Pressenti pour succéder à Martin Hirsch aux Hôpitaux de Paris (AP-HP), l'ancien patron de l'Assurance maladie coche aussi beaucoup de cases selon un cadre du camp présidentiel, pour qui »il faut un profil politique » qui « connaisse bien son sujet et soit capable de créer du consensus ».
La tâche s'annonce d'emblée haletante, avec la « grande concertation » que le chef de l'Etat entend lancer dès juillet sur le thème de la santé, déjà érigée au rang d'« urgence » du gouvernement, au même titre que le pouvoir d'achat et le climat.

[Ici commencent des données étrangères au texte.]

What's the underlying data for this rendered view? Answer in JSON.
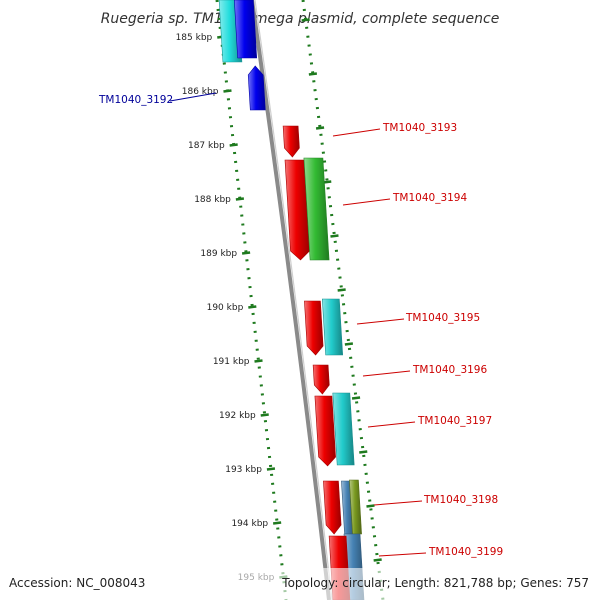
{
  "title": "Ruegeria sp. TM1040 mega plasmid, complete sequence",
  "footer": {
    "accession": "Accession: NC_008043",
    "topology": "Topology: circular; Length: 821,788 bp; Genes: 757"
  },
  "colors": {
    "backbone": "#8a8a8a",
    "tick": "#1e7a1e",
    "label_red": "#cc0000",
    "label_blue": "#000099"
  },
  "ticks": [
    "185 kbp",
    "186 kbp",
    "187 kbp",
    "188 kbp",
    "189 kbp",
    "190 kbp",
    "191 kbp",
    "192 kbp",
    "193 kbp",
    "194 kbp",
    "195 kbp"
  ],
  "gene_labels": [
    {
      "name": "TM1040_3192",
      "color": "#000099"
    },
    {
      "name": "TM1040_3193",
      "color": "#cc0000"
    },
    {
      "name": "TM1040_3194",
      "color": "#cc0000"
    },
    {
      "name": "TM1040_3195",
      "color": "#cc0000"
    },
    {
      "name": "TM1040_3196",
      "color": "#cc0000"
    },
    {
      "name": "TM1040_3197",
      "color": "#cc0000"
    },
    {
      "name": "TM1040_3198",
      "color": "#cc0000"
    },
    {
      "name": "TM1040_3199",
      "color": "#cc0000"
    }
  ],
  "features": [
    {
      "name": "cds-cyan-top",
      "color": "#22dddd"
    },
    {
      "name": "cds-blue-top",
      "color": "#0000ee"
    },
    {
      "name": "cds-tm1040-3192",
      "color": "#0000ee"
    },
    {
      "name": "cds-tm1040-3193",
      "color": "#ee0000"
    },
    {
      "name": "cds-tm1040-3194",
      "color": "#ee0000"
    },
    {
      "name": "cds-green-3194",
      "color": "#33bb33"
    },
    {
      "name": "cds-tm1040-3195",
      "color": "#ee0000"
    },
    {
      "name": "cds-cyan-3195",
      "color": "#22cccc"
    },
    {
      "name": "cds-tm1040-3196",
      "color": "#ee0000"
    },
    {
      "name": "cds-tm1040-3197",
      "color": "#ee0000"
    },
    {
      "name": "cds-cyan-3197",
      "color": "#22cccc"
    },
    {
      "name": "cds-tm1040-3198",
      "color": "#ee0000"
    },
    {
      "name": "cds-steelblue-3198",
      "color": "#4682b4"
    },
    {
      "name": "cds-olive-3198",
      "color": "#7a9a20"
    },
    {
      "name": "cds-steelblue-3199",
      "color": "#4682b4"
    },
    {
      "name": "cds-tm1040-3199",
      "color": "#ee0000"
    }
  ]
}
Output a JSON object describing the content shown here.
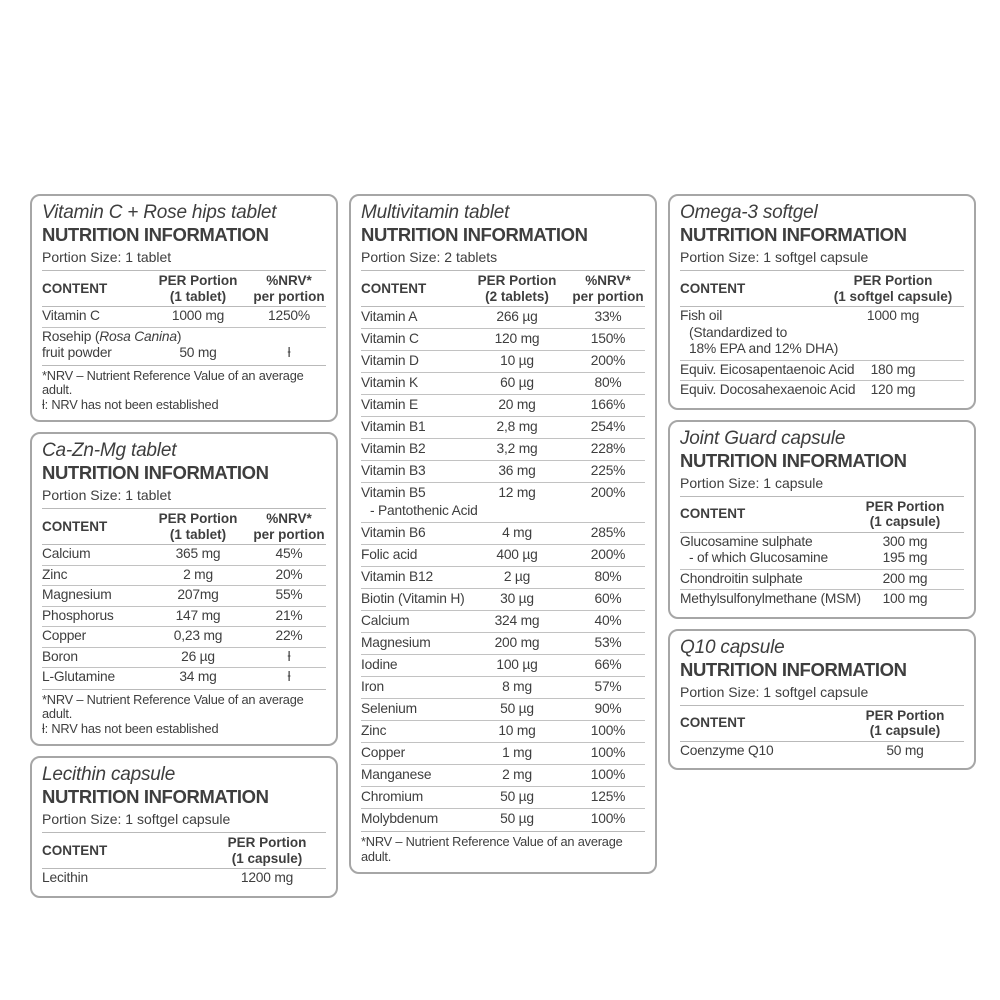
{
  "colors": {
    "text": "#3e3e3e",
    "panel_border": "#a6a6a6",
    "rule": "#bcbcbc",
    "background": "#ffffff"
  },
  "layout": {
    "columns": [
      [
        "vitamin_c",
        "ca_zn_mg",
        "lecithin"
      ],
      [
        "multivitamin"
      ],
      [
        "omega_3",
        "joint_guard",
        "q10"
      ]
    ]
  },
  "panels": {
    "vitamin_c": {
      "title": "Vitamin C + Rose hips tablet",
      "heading": "NUTRITION INFORMATION",
      "portion": "Portion Size: 1 tablet",
      "table": {
        "content_label": "CONTENT",
        "amount_header": [
          "PER Portion",
          "(1 tablet)"
        ],
        "nrv_header": [
          "%NRV*",
          "per portion"
        ]
      },
      "rows": [
        {
          "lines": [
            {
              "name": "Vitamin C",
              "amount": "1000 mg",
              "nrv": "1250%"
            }
          ]
        },
        {
          "lines": [
            {
              "name_pre": "Rosehip (",
              "name_it": "Rosa Canina",
              "name_post": ")"
            },
            {
              "name": "fruit powder",
              "amount": "50 mg",
              "nrv": "ƚ"
            }
          ]
        }
      ],
      "footnotes": [
        "*NRV – Nutrient Reference Value of an average adult.",
        "ƚ: NRV has not been established"
      ]
    },
    "ca_zn_mg": {
      "title": "Ca-Zn-Mg tablet",
      "heading": "NUTRITION INFORMATION",
      "portion": "Portion Size: 1 tablet",
      "table": {
        "content_label": "CONTENT",
        "amount_header": [
          "PER Portion",
          "(1 tablet)"
        ],
        "nrv_header": [
          "%NRV*",
          "per portion"
        ]
      },
      "rows": [
        {
          "lines": [
            {
              "name": "Calcium",
              "amount": "365 mg",
              "nrv": "45%"
            }
          ]
        },
        {
          "lines": [
            {
              "name": "Zinc",
              "amount": "2 mg",
              "nrv": "20%"
            }
          ]
        },
        {
          "lines": [
            {
              "name": "Magnesium",
              "amount": "207mg",
              "nrv": "55%"
            }
          ]
        },
        {
          "lines": [
            {
              "name": "Phosphorus",
              "amount": "147 mg",
              "nrv": "21%"
            }
          ]
        },
        {
          "lines": [
            {
              "name": "Copper",
              "amount": "0,23 mg",
              "nrv": "22%"
            }
          ]
        },
        {
          "lines": [
            {
              "name": "Boron",
              "amount": "26 µg",
              "nrv": "ƚ"
            }
          ]
        },
        {
          "lines": [
            {
              "name": "L-Glutamine",
              "amount": "34 mg",
              "nrv": "ƚ"
            }
          ]
        }
      ],
      "footnotes": [
        "*NRV – Nutrient Reference Value of an average adult.",
        "ƚ: NRV has not been established"
      ]
    },
    "lecithin": {
      "title": "Lecithin capsule",
      "heading": "NUTRITION INFORMATION",
      "portion": "Portion Size: 1 softgel capsule",
      "table": {
        "content_label": "CONTENT",
        "amount_header": [
          "PER Portion",
          "(1 capsule)"
        ]
      },
      "rows": [
        {
          "lines": [
            {
              "name": "Lecithin",
              "amount": "1200 mg"
            }
          ]
        }
      ],
      "footnotes": []
    },
    "multivitamin": {
      "title": "Multivitamin tablet",
      "heading": "NUTRITION INFORMATION",
      "portion": "Portion Size: 2 tablets",
      "table": {
        "content_label": "CONTENT",
        "amount_header": [
          "PER Portion",
          "(2 tablets)"
        ],
        "nrv_header": [
          "%NRV*",
          "per portion"
        ]
      },
      "rows": [
        {
          "lines": [
            {
              "name": "Vitamin A",
              "amount": "266 µg",
              "nrv": "33%"
            }
          ]
        },
        {
          "lines": [
            {
              "name": "Vitamin C",
              "amount": "120 mg",
              "nrv": "150%"
            }
          ]
        },
        {
          "lines": [
            {
              "name": "Vitamin D",
              "amount": "10 µg",
              "nrv": "200%"
            }
          ]
        },
        {
          "lines": [
            {
              "name": "Vitamin K",
              "amount": "60 µg",
              "nrv": "80%"
            }
          ]
        },
        {
          "lines": [
            {
              "name": "Vitamin E",
              "amount": "20 mg",
              "nrv": "166%"
            }
          ]
        },
        {
          "lines": [
            {
              "name": "Vitamin B1",
              "amount": "2,8 mg",
              "nrv": "254%"
            }
          ]
        },
        {
          "lines": [
            {
              "name": "Vitamin B2",
              "amount": "3,2 mg",
              "nrv": "228%"
            }
          ]
        },
        {
          "lines": [
            {
              "name": "Vitamin B3",
              "amount": "36 mg",
              "nrv": "225%"
            }
          ]
        },
        {
          "lines": [
            {
              "name": "Vitamin B5",
              "amount": "12 mg",
              "nrv": "200%"
            },
            {
              "name": "- Pantothenic Acid",
              "indent": true
            }
          ]
        },
        {
          "lines": [
            {
              "name": "Vitamin B6",
              "amount": "4 mg",
              "nrv": "285%"
            }
          ]
        },
        {
          "lines": [
            {
              "name": "Folic acid",
              "amount": "400 µg",
              "nrv": "200%"
            }
          ]
        },
        {
          "lines": [
            {
              "name": "Vitamin B12",
              "amount": "2 µg",
              "nrv": "80%"
            }
          ]
        },
        {
          "lines": [
            {
              "name": "Biotin (Vitamin H)",
              "amount": "30 µg",
              "nrv": "60%"
            }
          ]
        },
        {
          "lines": [
            {
              "name": "Calcium",
              "amount": "324 mg",
              "nrv": "40%"
            }
          ]
        },
        {
          "lines": [
            {
              "name": "Magnesium",
              "amount": "200 mg",
              "nrv": "53%"
            }
          ]
        },
        {
          "lines": [
            {
              "name": "Iodine",
              "amount": "100 µg",
              "nrv": "66%"
            }
          ]
        },
        {
          "lines": [
            {
              "name": "Iron",
              "amount": "8 mg",
              "nrv": "57%"
            }
          ]
        },
        {
          "lines": [
            {
              "name": "Selenium",
              "amount": "50 µg",
              "nrv": "90%"
            }
          ]
        },
        {
          "lines": [
            {
              "name": "Zinc",
              "amount": "10 mg",
              "nrv": "100%"
            }
          ]
        },
        {
          "lines": [
            {
              "name": "Copper",
              "amount": "1 mg",
              "nrv": "100%"
            }
          ]
        },
        {
          "lines": [
            {
              "name": "Manganese",
              "amount": "2 mg",
              "nrv": "100%"
            }
          ]
        },
        {
          "lines": [
            {
              "name": "Chromium",
              "amount": "50 µg",
              "nrv": "125%"
            }
          ]
        },
        {
          "lines": [
            {
              "name": "Molybdenum",
              "amount": "50 µg",
              "nrv": "100%"
            }
          ]
        }
      ],
      "footnotes": [
        "*NRV – Nutrient Reference Value of an average adult."
      ]
    },
    "omega_3": {
      "title": "Omega-3 softgel",
      "heading": "NUTRITION INFORMATION",
      "portion": "Portion Size: 1 softgel capsule",
      "table": {
        "content_label": "CONTENT",
        "amount_header": [
          "PER Portion",
          "(1 softgel capsule)"
        ]
      },
      "rows": [
        {
          "lines": [
            {
              "name": "Fish oil",
              "amount": "1000 mg"
            },
            {
              "name": "(Standardized to",
              "indent": true
            },
            {
              "name": "18% EPA and 12% DHA)",
              "indent": true
            }
          ]
        },
        {
          "lines": [
            {
              "name": "Equiv. Eicosapentaenoic Acid",
              "amount": "180 mg"
            }
          ]
        },
        {
          "lines": [
            {
              "name": "Equiv. Docosahexaenoic Acid",
              "amount": "120 mg"
            }
          ]
        }
      ],
      "footnotes": []
    },
    "joint_guard": {
      "title": "Joint Guard capsule",
      "heading": "NUTRITION INFORMATION",
      "portion": "Portion Size: 1 capsule",
      "table": {
        "content_label": "CONTENT",
        "amount_header": [
          "PER Portion",
          "(1 capsule)"
        ]
      },
      "rows": [
        {
          "lines": [
            {
              "name": "Glucosamine sulphate",
              "amount": "300 mg"
            },
            {
              "name": "- of which Glucosamine",
              "amount": "195 mg",
              "indent": true
            }
          ]
        },
        {
          "lines": [
            {
              "name": "Chondroitin sulphate",
              "amount": "200 mg"
            }
          ]
        },
        {
          "lines": [
            {
              "name": "Methylsulfonylmethane (MSM)",
              "amount": "100 mg"
            }
          ]
        }
      ],
      "footnotes": []
    },
    "q10": {
      "title": "Q10 capsule",
      "heading": "NUTRITION INFORMATION",
      "portion": "Portion Size: 1 softgel capsule",
      "table": {
        "content_label": "CONTENT",
        "amount_header": [
          "PER Portion",
          "(1 capsule)"
        ]
      },
      "rows": [
        {
          "lines": [
            {
              "name": "Coenzyme Q10",
              "amount": "50 mg"
            }
          ]
        }
      ],
      "footnotes": []
    }
  }
}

Le tout sur fond de reprise de l'épidémie de Covid, dont le nombre de cas a presque triplé en trois semaines, et alors que des annonces sur la fin de l'état d'urgence sanitaire et le maintien de certaines mesures étaient prévues en conseil des ministres mercredi. Un calendrier chamboulé par l'élimination de Mme Bourguignon.